María Fernanda Cisneros. 20 febrero

La industria de los servicios gana participación en la producción costarricense y continuará en crecimiento en los próximos años, mientras sectores más tradicionales como el agropecuario se acostumbran a moverse con menor dinamismo.

El crecimiento económico del 2017, aunque fue menor de lo esperado, fue liderado por las industrias de servicios y manufactura.

Este impulso que le dan los servicios a la economía no es un factor aislado.

La importancia relativa de este sector pasó de representar el 64% de la producción total, en el 2012, al 68% en el 2017, según datos del Banco Central.

Ese mayor dinamismo de los servicios cubre una amplia gama de actividades económicas, donde algunas pierden espacio y otras lo ganan.

A lo interno de la industria de servicios, las actividades inmobiliarias y el comercio perdieron participación relativa en el mismo periodo.

Sin embargo, en la otra acera, las actividades profesionales, científicas, técnicas, administrativas y de servicios de apoyo a empresas fueron las que más ganaron terreno.
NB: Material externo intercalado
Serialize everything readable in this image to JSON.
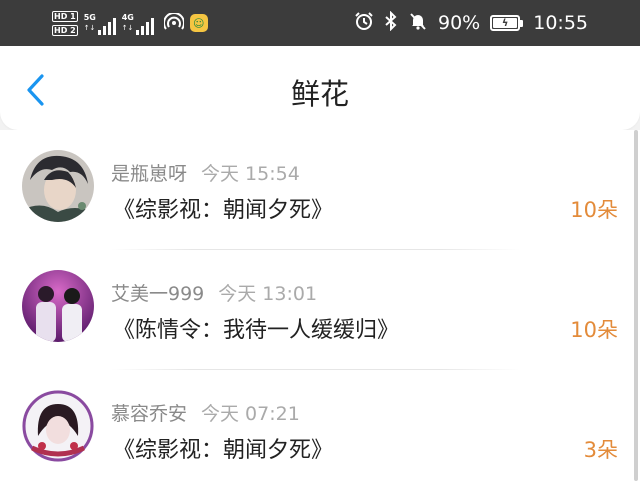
{
  "status_bar": {
    "sim1": "HD 1",
    "sim2": "HD 2",
    "net1": "5G",
    "net2": "4G",
    "battery_percent": "90%",
    "time": "10:55",
    "icons": [
      "alarm-icon",
      "bluetooth-icon",
      "mute-icon",
      "battery-icon",
      "hotspot-icon",
      "app-notification-icon"
    ]
  },
  "header": {
    "title": "鲜花",
    "back_icon": "chevron-left-icon"
  },
  "colors": {
    "accent": "#1a95f0",
    "count": "#e38b3a",
    "statusbar_bg": "#3c3c3c"
  },
  "flowers": [
    {
      "user": "是瓶崽呀",
      "time": "今天 15:54",
      "work": "《综影视：朝闻夕死》",
      "count": "10朵"
    },
    {
      "user": "艾美一999",
      "time": "今天 13:01",
      "work": "《陈情令：我待一人缓缓归》",
      "count": "10朵"
    },
    {
      "user": "慕容乔安",
      "time": "今天 07:21",
      "work": "《综影视：朝闻夕死》",
      "count": "3朵"
    }
  ]
}
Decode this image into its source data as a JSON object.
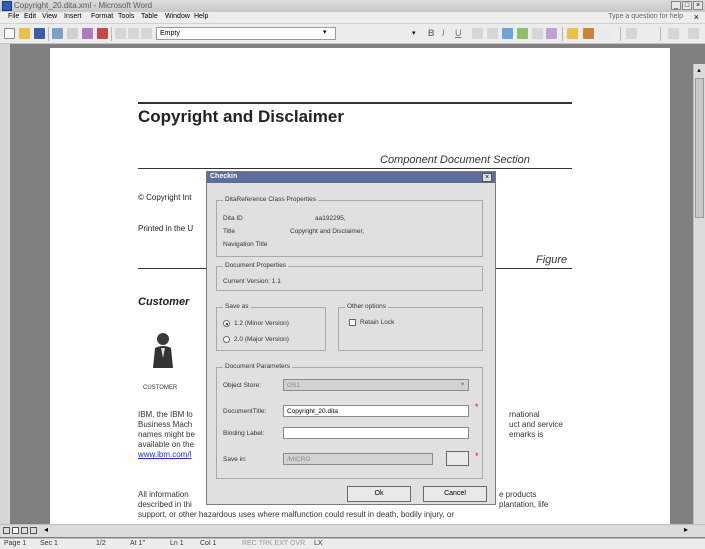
{
  "window": {
    "title": "Copyright_20.dita.xml - Microsoft Word",
    "controls": [
      "_",
      "□",
      "×"
    ]
  },
  "menu": {
    "items": [
      "File",
      "Edit",
      "View",
      "Insert",
      "Format",
      "Tools",
      "Table",
      "Window",
      "Help"
    ],
    "help_placeholder": "Type a question for help",
    "close_doc": "×"
  },
  "toolbar": {
    "style_value": "Empty",
    "format_buttons": [
      "B",
      "I",
      "U"
    ]
  },
  "document": {
    "title": "Copyright and Disclaimer",
    "section": "Component Document Section",
    "copyright": "© Copyright Int",
    "printed": "Printed in the U",
    "figure": "Figure",
    "customer_heading": "Customer",
    "customer_caption": "CUSTOMER",
    "para1_lines": [
      "IBM, the IBM lo",
      "Business Mach",
      "names might be",
      "available on the"
    ],
    "para1_right": [
      "rnational",
      "uct and service",
      "emarks is"
    ],
    "link": "www.ibm.com/l",
    "para2_line1": "All information",
    "para2_line1_right": "e products",
    "para2_line2": "described in thi",
    "para2_line2_right": "plantation, life",
    "para2_line3": "support, or other hazardous uses where malfunction could result in death, bodily injury, or"
  },
  "dialog": {
    "title": "Checkin",
    "close": "×",
    "class_props": {
      "legend": "DitaReference Class Properties",
      "dita_id_label": "Dita ID",
      "dita_id_value": "aa192295,",
      "title_label": "Title",
      "title_value": "Copyright and Disclaimer,",
      "nav_title_label": "Navigation Title"
    },
    "doc_props": {
      "legend": "Document Properties",
      "current_version": "Current Version: 1.1"
    },
    "save_as": {
      "legend": "Save as",
      "minor": "1.2 (Minor Version)",
      "major": "2.0 (Major Version)"
    },
    "other_options": {
      "legend": "Other options",
      "retain_lock": "Retain Lock"
    },
    "params": {
      "legend": "Document Parameters",
      "object_store_label": "Object Store:",
      "object_store_value": "OS1",
      "doc_title_label": "DocumentTitle:",
      "doc_title_value": "Copyright_20.dita",
      "binding_label": "Binding Label:",
      "binding_value": "",
      "save_in_label": "Save in:",
      "save_in_value": "/MICRO",
      "required_mark": "*"
    },
    "ok": "Ok",
    "cancel": "Cancel"
  },
  "status": {
    "page": "Page 1",
    "sec": "Sec 1",
    "pages": "1/2",
    "at": "At 1\"",
    "ln": "Ln 1",
    "col": "Col 1",
    "modes": "REC  TRK  EXT  OVR",
    "lang": "LX"
  },
  "colors": {
    "dialog_title": "#5b6f9a",
    "link": "#1a33cc",
    "required": "#dd1111"
  }
}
Le siguen los servicios de información y telecomunicaciones, así como los de enseñanza y actividades de la salud humana.

Según la Cámara de Industrias de Costa Rica (CICR), los servicios le han restado participación dentro del producto interno bruto (PIB) a actividades agropecuarias y manufactureras.
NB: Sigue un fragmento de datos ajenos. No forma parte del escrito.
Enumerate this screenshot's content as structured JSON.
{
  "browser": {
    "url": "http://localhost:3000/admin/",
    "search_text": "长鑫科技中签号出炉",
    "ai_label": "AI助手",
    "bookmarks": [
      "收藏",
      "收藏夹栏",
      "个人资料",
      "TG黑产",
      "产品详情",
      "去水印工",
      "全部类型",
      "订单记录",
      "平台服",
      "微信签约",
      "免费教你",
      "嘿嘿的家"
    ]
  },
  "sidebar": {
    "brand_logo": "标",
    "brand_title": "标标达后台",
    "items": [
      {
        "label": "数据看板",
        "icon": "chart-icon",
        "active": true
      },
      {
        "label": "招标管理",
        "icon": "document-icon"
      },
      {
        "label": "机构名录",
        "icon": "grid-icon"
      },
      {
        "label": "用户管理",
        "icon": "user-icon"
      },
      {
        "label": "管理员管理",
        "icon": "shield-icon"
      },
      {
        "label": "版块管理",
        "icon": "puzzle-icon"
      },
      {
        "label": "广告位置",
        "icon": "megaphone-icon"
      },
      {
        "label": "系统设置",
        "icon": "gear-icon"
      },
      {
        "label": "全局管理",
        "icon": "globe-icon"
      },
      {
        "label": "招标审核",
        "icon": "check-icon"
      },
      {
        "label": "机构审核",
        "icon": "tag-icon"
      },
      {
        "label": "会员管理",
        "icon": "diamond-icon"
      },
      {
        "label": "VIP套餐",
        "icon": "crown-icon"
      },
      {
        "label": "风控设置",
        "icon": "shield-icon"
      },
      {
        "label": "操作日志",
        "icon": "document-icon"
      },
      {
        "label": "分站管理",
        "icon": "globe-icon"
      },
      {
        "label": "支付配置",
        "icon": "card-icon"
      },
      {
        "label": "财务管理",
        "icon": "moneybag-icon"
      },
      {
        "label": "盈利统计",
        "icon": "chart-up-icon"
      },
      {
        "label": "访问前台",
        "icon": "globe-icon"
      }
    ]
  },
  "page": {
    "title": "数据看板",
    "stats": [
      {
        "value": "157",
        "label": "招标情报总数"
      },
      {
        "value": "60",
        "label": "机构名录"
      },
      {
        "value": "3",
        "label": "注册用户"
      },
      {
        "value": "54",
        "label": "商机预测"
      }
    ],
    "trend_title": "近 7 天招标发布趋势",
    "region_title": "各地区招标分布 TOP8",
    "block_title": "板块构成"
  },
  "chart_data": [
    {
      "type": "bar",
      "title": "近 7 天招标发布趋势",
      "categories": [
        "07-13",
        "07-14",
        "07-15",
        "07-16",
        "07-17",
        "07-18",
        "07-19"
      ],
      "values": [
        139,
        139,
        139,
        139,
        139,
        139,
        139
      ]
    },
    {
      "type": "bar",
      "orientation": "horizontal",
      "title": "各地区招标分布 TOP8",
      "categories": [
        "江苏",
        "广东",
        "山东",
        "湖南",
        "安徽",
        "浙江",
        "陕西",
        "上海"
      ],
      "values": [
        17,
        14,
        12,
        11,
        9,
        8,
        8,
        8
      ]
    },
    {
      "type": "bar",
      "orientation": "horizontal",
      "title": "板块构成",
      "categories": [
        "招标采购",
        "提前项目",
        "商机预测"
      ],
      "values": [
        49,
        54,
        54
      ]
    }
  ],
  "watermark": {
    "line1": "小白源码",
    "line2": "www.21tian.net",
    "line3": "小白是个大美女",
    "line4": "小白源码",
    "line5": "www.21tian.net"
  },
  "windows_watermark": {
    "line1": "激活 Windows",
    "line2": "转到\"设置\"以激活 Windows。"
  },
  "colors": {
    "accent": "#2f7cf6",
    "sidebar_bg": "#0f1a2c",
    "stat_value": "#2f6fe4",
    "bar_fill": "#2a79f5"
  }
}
Esto no significa que la industria de servicios haya robado espacio a esas áreas productivas, sino que esas industrias han tenido un comportamiento menos dinámico y de recomposición a lo interno, explicó Francisco Gamboa, director ejecutivo de esta Cámara.

En el 2017, la producción nacional fue menor respecto al año previo (pasó de a 2,2% a 3,2%), pero el crecimiento obtenido se gestó en gran parte gracias a los servicios.
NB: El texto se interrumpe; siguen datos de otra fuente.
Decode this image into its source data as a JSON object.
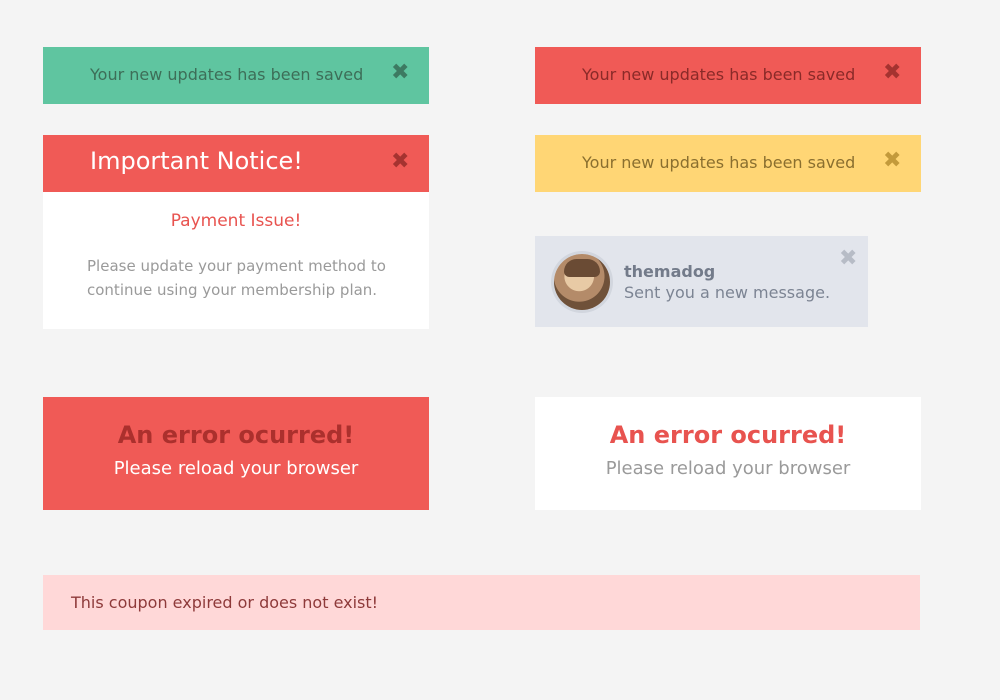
{
  "alerts": {
    "success_green": {
      "message": "Your new updates has been saved",
      "close_symbol": "✖",
      "icon": "close-icon",
      "bg": "#5fc5a0"
    },
    "update_red": {
      "message": "Your new updates has been saved",
      "close_symbol": "✖",
      "icon": "close-icon",
      "bg": "#f05a56"
    },
    "update_yellow": {
      "message": "Your new updates has been saved",
      "close_symbol": "✖",
      "icon": "close-icon",
      "bg": "#ffd675"
    }
  },
  "notice_card": {
    "title": "Important Notice!",
    "close_symbol": "✖",
    "subtitle": "Payment Issue!",
    "body": "Please update your payment method to continue using your membership plan.",
    "header_bg": "#f05a56"
  },
  "message_card": {
    "username": "themadog",
    "text": "Sent you a new message.",
    "close_symbol": "✖",
    "bg": "#e2e5ec"
  },
  "error_blocks": [
    {
      "heading": "An error ocurred!",
      "text": "Please reload your browser",
      "bg": "#f05a56"
    },
    {
      "heading": "An error ocurred!",
      "text": "Please reload your browser",
      "bg": "#ffffff"
    }
  ],
  "coupon_alert": {
    "message": "This coupon expired or does not exist!",
    "bg": "#ffd8d8"
  }
}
Destaca que una gran porción de los servicios no está gravada con el impuesto de ventas y por ello, según la Cámara de Industrias, la recaudación de impuestos se estancó en relación con el PIB.

"La trazabilidad del IVA (impuesto al valor agregado), unido a la implementación de la factura electrónica, posibilitará una mayor recaudación del impuesto sobre la renta, así como el cierre de portillos de elusión y evasión tributaria", afirmó Gamboa.

El desarrollo tecnológico ha favorecido este sector y por esto las telecomunicaciones e informaciones son las que han tenido mayor dinamismo, así como la tercerización de algunos servicios profesionales y técnicos.

Los servicios de información y comunicaciones crecieron 7,4% el año pasado, debido a la mayor demanda de la telefonía celular e Internet.

"El país ha robustecido la capacidad empresarial orientada a la atención de la demanda de no residentes y en los años recientes, las exportaciones de servicios no tradicionales han mostrado un desempeño por encima del crecimiento promedio de la economía nacional", afirmó Eduardo Prado, gerente del Banco Central.
En 2017, los servicios de información y comunicaciones crecieron 7,4%, debido a la mayor demanda de la telefonía celular e Internet. Fotografia: Graciela Solis
En 2017, los servicios de información y comunicaciones crecieron 7,4%, debido a la mayor demanda de la telefonía celular e Internet. Fotografia: Graciela Solis

Los servicios profesionales y de apoyo a empresas subieron 5,8%, por las consultorías en gestión financiera, recursos humanos, comercialización, publicidad y estudios de mercado.

Los financieros y seguros obtuvieron un dinamismo mucho menor al 15% del año previo debido al encarecimiento del crédito.

En contraparte, el sector agropecuario repuntó 3,8% y el de la construcción decreció 6,4%.

¿Qué ha permitido el crecimiento de esta industria? Eduardo Prado, del Banco Central, afirmó que la calidad del recurso humano, la estabilidad política y la favorable posición geográfica para la realización de negocios han beneficiado el establecimiento de empresas exportadoras de esta área.

Estos factores permitirán que este sector mantenga su crecimiento.

El Banco Central prevé que la economía de Costa Rica crecerá 3,6% en este 2018, nuevamente con un impulso de los servicios, y en menor medida, de la manufactura.

Mientras que sectores como las actividades financieras y de seguros crecerían 6,2%, el agro repuntaría 2,3%.

En términos de su competitividad y clima de negocios, el país se posiciona como un destino con condiciones "aceptables" para emprender actividad productivas. Se espera que esta dinámica propicie encadenamientos entre sectores y permita diversificar la producción y las exportaciones, así como una mayor apertura comercial y financiera, finalizó Prado.